Charges : ce pour quoi vous calculez

  • Permanentes (G) — constantes et connues : poids propre, chapes, finitions, équipements. Elles ne partent jamais : c’est la seule charge dont on soit sûr.
  • Charges d’exploitation (Q) — l’occupation : personnes, mobilier, stock, véhicules. Les codes les tabulent par usage, et comme elles se déplacent, trouver leur position la plus défavorable fait partie du problème.
  • Vent (W) — pression et dépression, les deux.
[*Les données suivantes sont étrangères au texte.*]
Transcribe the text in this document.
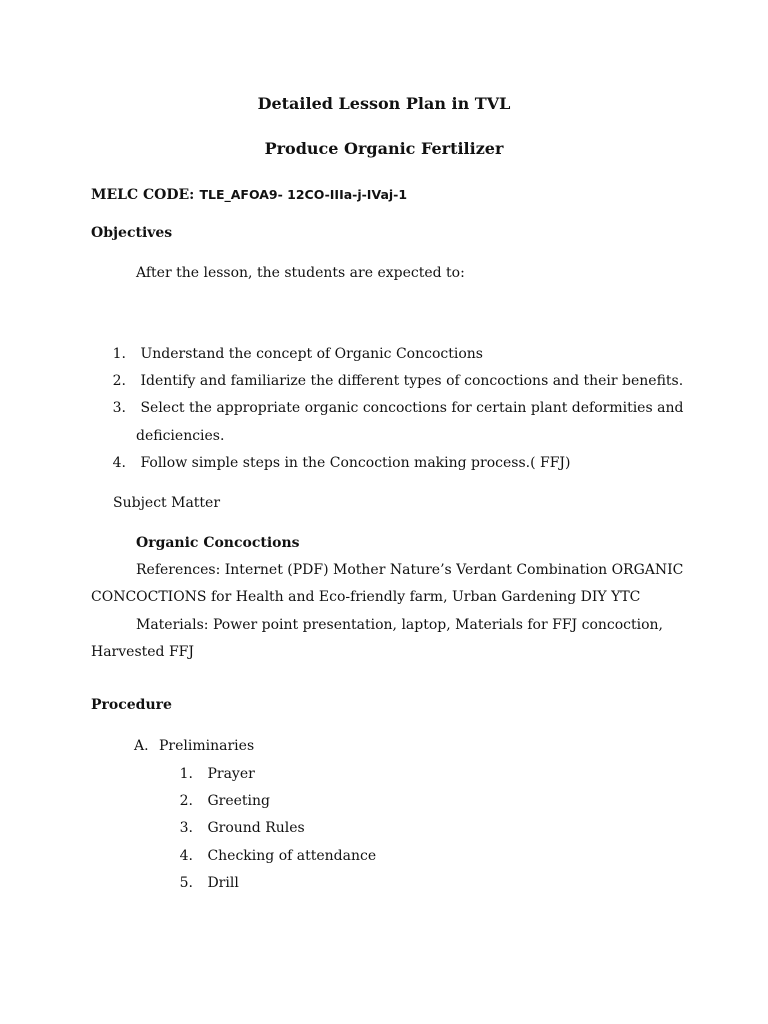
Detailed Lesson Plan in TVL
Produce Organic Fertilizer
MELC CODE: TLE_AFOA9- 12CO-IIIa-j-IVaj-1
Objectives
After the lesson, the students are expected to:
1. Understand the concept of Organic Concoctions
2. Identify and familiarize the different types of concoctions and their benefits.
3. Select the appropriate organic concoctions for certain plant deformities and
deficiencies.
4. Follow simple steps in the Concoction making process.( FFJ)
Subject Matter
Organic Concoctions
References: Internet (PDF) Mother Nature’s Verdant Combination ORGANIC
CONCOCTIONS for Health and Eco-friendly farm, Urban Gardening DIY YTC
Materials: Power point presentation, laptop, Materials for FFJ concoction,
Harvested FFJ
Procedure
A. Preliminaries
1. Prayer
2. Greeting
3. Ground Rules
4. Checking of attendance
5. Drill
La dépression soulève les toitures, et une toiture légère en soulèvement peut mettre ses barres dans l’effort inverse de celui de la gravité.
  • Neige (S) et pluie (R) — y compris l’accumulation contre les acrotères et la stagnation, où la flèche laisse l’eau s’accumuler et où cette eau supplémentaire aggrave la flèche.
  • Séisme (E) — l’inertie due au mouvement du sol, gouvernée par la masse et par la rigidité de la structure.
  • Thermiques (T) et déformations imposées — dilatation empêchée, tassement d’appui, barre fabriquée à la mauvaise longueur. Elles produisent des efforts sans aucune charge appliquée, et seulement dans les structures hyperstatiques.

Les calculateurs étiquettent chaque charge avec son cas et construisent pour vous les combinaisons et l’enveloppe, de sorte que vous obtenez l’effet le plus défavorable en chaque point, et non le pire d’un seul cas. Les coefficients sont à vous : ils appartiennent à votre code, pas à un site web.
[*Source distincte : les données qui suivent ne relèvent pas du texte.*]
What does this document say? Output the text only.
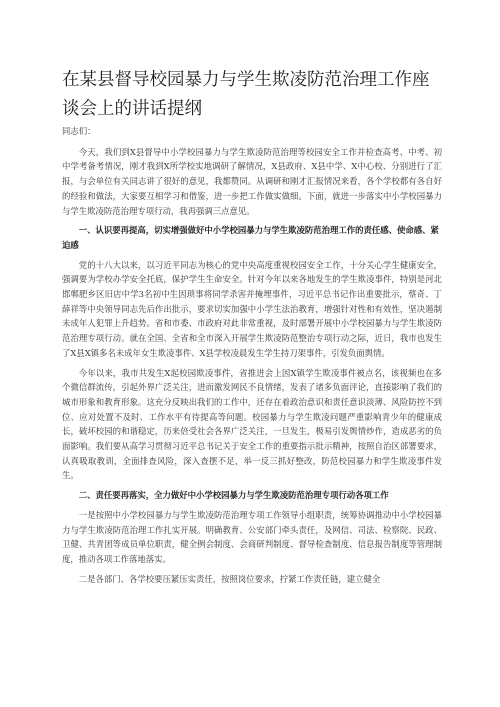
在某县督导校园暴力与学生欺凌防范治理工作座谈会上的讲话提纲

同志们：

今天，我们到X县督导中小学校园暴力与学生欺凌防范治理等校园安全工作并检查高考、中考、初中学考备考情况，刚才我到X所学校实地调研了解情况，X县政府、X县中学、X中心校、分别进行了汇报，与会单位有关同志讲了很好的意见，我都赞同。从调研和刚才汇报情况来看，各个学校都有各自好的经验和做法，大家要互相学习和借鉴，进一步把工作做实做细。下面，就进一步落实中小学校园暴力与学生欺凌防范治理专项行动，我再强调三点意见。

一、认识要再提高，切实增强做好中小学校园暴力与学生欺凌防范治理工作的责任感、使命感、紧迫感

党的十八大以来，以习近平同志为核心的党中央高度重视校园安全工作，十分关心学生健康安全，强调要为学校办学安全托底，保护学生生命安全。针对今年以来各地发生的学生欺凌事件，特别是河北邯郸肥乡区旧店中学3名初中生因琐事将同学杀害并掩埋事件，习近平总书记作出重要批示，蔡奇、丁薛祥等中央领导同志先后作出批示，要求切实加强中小学生法治教育，增强针对性和有效性，坚决遏制未成年人犯罪上升趋势。省和市委、市政府对此非常重视，及时部署开展中小学校园暴力与学生欺凌防范治理专项行动。就在全国、全省和全市深入开展学生欺凌防范整治专项行动之际，近日，我市也发生了X县X镇多名未成年女生欺凌事件、X县学校凌晨发生学生持刀架事件，引发负面舆情。

今年以来，我市共发生X起校园欺凌事件，省推进会上因X镇学生欺凌事件被点名，该视频也在多个微信群流传，引起外界广泛关注，进而激发网民不良情绪，发表了诸多负面评论，直接影响了我们的城市形象和教育形象。这充分反映出我们的工作中，还存在着政治意识和责任意识淡薄、风险防控不到位、应对处置不及时、工作水平有待提高等问题。校园暴力与学生欺凌问题严重影响青少年的健康成长，破坏校园的和谐稳定，历来倍受社会各界广泛关注，一旦发生，极易引发舆情炒作，造成恶劣的负面影响。我们要从高学习贯彻习近平总书记关于安全工作的重要指示批示精神，按照自治区部署要求，认真吸取教训，全面排查风险，深入查摆不足，举一反三抓好整改，防范校园暴力和学生欺凌事件发生。

二、责任要再落实，全力做好中小学校园暴力与学生欺凌防范治理专项行动各项工作

一是按照中小学校园暴力与学生欺凌防范治理专项工作领导小组职责，统筹协调推动中小学校园暴力与学生欺凌防范治理工作扎实开展。明确教育、公安部门牵头责任，及网信、司法、检察院、民政、卫健、共青团等成员单位职责，健全例会制度、会商研判制度、督导检查制度、信息报告制度等管理制度，推动各项工作落地落实。

二是各部门、各学校要压紧压实责任，按照岗位要求，拧紧工作责任链，建立健全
L’équilibre, et la vérification qui ne coûte rien

Une structure qui ne bouge pas est en équilibre : les forces s’équilibrent dans toutes les directions et les moments s’équilibrent en tout point. Dans un plan, cela fait trois équations — ΣFx = 0, ΣFy = 0, ΣM = 0 — et tout le reste de l’analyse se construit dessus.

Quand les réactions inconnues sont au nombre de trois ou moins, ces équations suffisent et la structure est isostatique. Au-delà de trois, elle est hyperstatique : les réactions surabondantes dépendent des rigidités relatives, et c’est pourquoi tous les outils d’ici emploient la méthode directe des rigidités plutôt que le seul équilibre.
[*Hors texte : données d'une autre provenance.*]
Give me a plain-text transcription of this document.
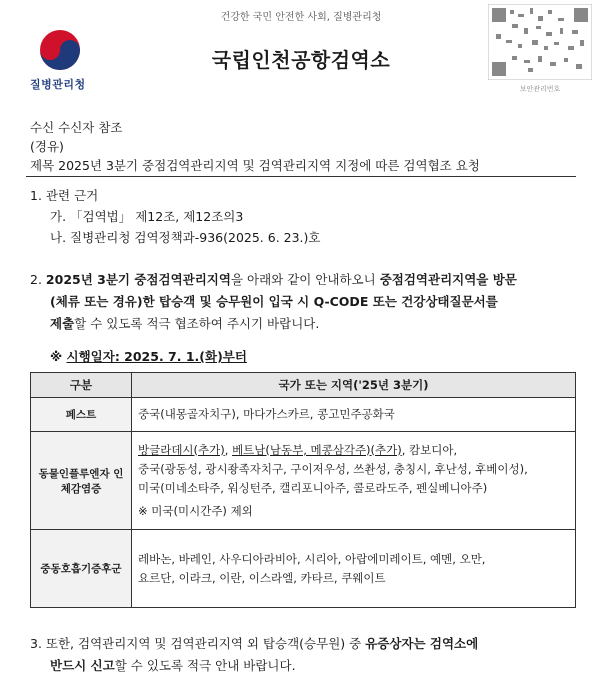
건강한 국민 안전한 사회, 질병관리청
질병관리청
국립인천공항검역소
보안관리번호
수신 수신자 참조
(경유)
제목 2025년 3분기 중점검역관리지역 및 검역관리지역 지정에 따른 검역협조 요청
1. 관련 근거
가. 「검역법」 제12조, 제12조의3
나. 질병관리청 검역정책과-936(2025. 6. 23.)호
2. 2025년 3분기 중점검역관리지역을 아래와 같이 안내하오니 중점검역관리지역을 방문
(체류 또는 경유)한 탑승객 및 승무원이 입국 시 Q-CODE 또는 건강상태질문서를
제출할 수 있도록 적극 협조하여 주시기 바랍니다.
※ 시행일자: 2025. 7. 1.(화)부터
구분	국가 또는 지역('25년 3분기)
페스트	중국(내몽골자치구), 마다가스카르, 콩고민주공화국
동물인플루엔자 인체감염증	방글라데시(추가), 베트남(남동부, 메콩삼각주)(추가), 캄보디아,
중국(광동성, 광시좡족자치구, 구이저우성, 쓰촨성, 충칭시, 후난성, 후베이성),
미국(미네소타주, 워싱턴주, 캘리포니아주, 콜로라도주, 펜실베니아주)
※ 미국(미시간주) 제외

중동호흡기증후군	레바논, 바레인, 사우디아라비아, 시리아, 아랍에미레이트, 예멘, 오만,
요르단, 이라크, 이란, 이스라엘, 카타르, 쿠웨이트
3. 또한, 검역관리지역 및 검역관리지역 외 탑승객(승무원) 중 유증상자는 검역소에
반드시 신고할 수 있도록 적극 안내 바랍니다.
Quelle que soit la méthode, vérifiez le total. Additionnez les réactions verticales que l’outil annonce et comparez à la charge que vous avez appliquée. Cela prend cinq secondes, n’exige aucune théorie et attrape les deux erreurs de modélisation les plus courantes qui soient — une charge saisie avec le mauvais signe, et une charge saisie deux fois.

Le cheminement des charges — et à quel point le détail le change

Toute charge suit un chemin jusqu’au sol : dalle → poutre secondaire → poutre principale → poteau → semelle → sol. Le tracer est la première chose à faire avec toute structure, car chaque maillon de cette chaîne est un modèle de calcul, et la réaction d’un maillon est la charge du suivant.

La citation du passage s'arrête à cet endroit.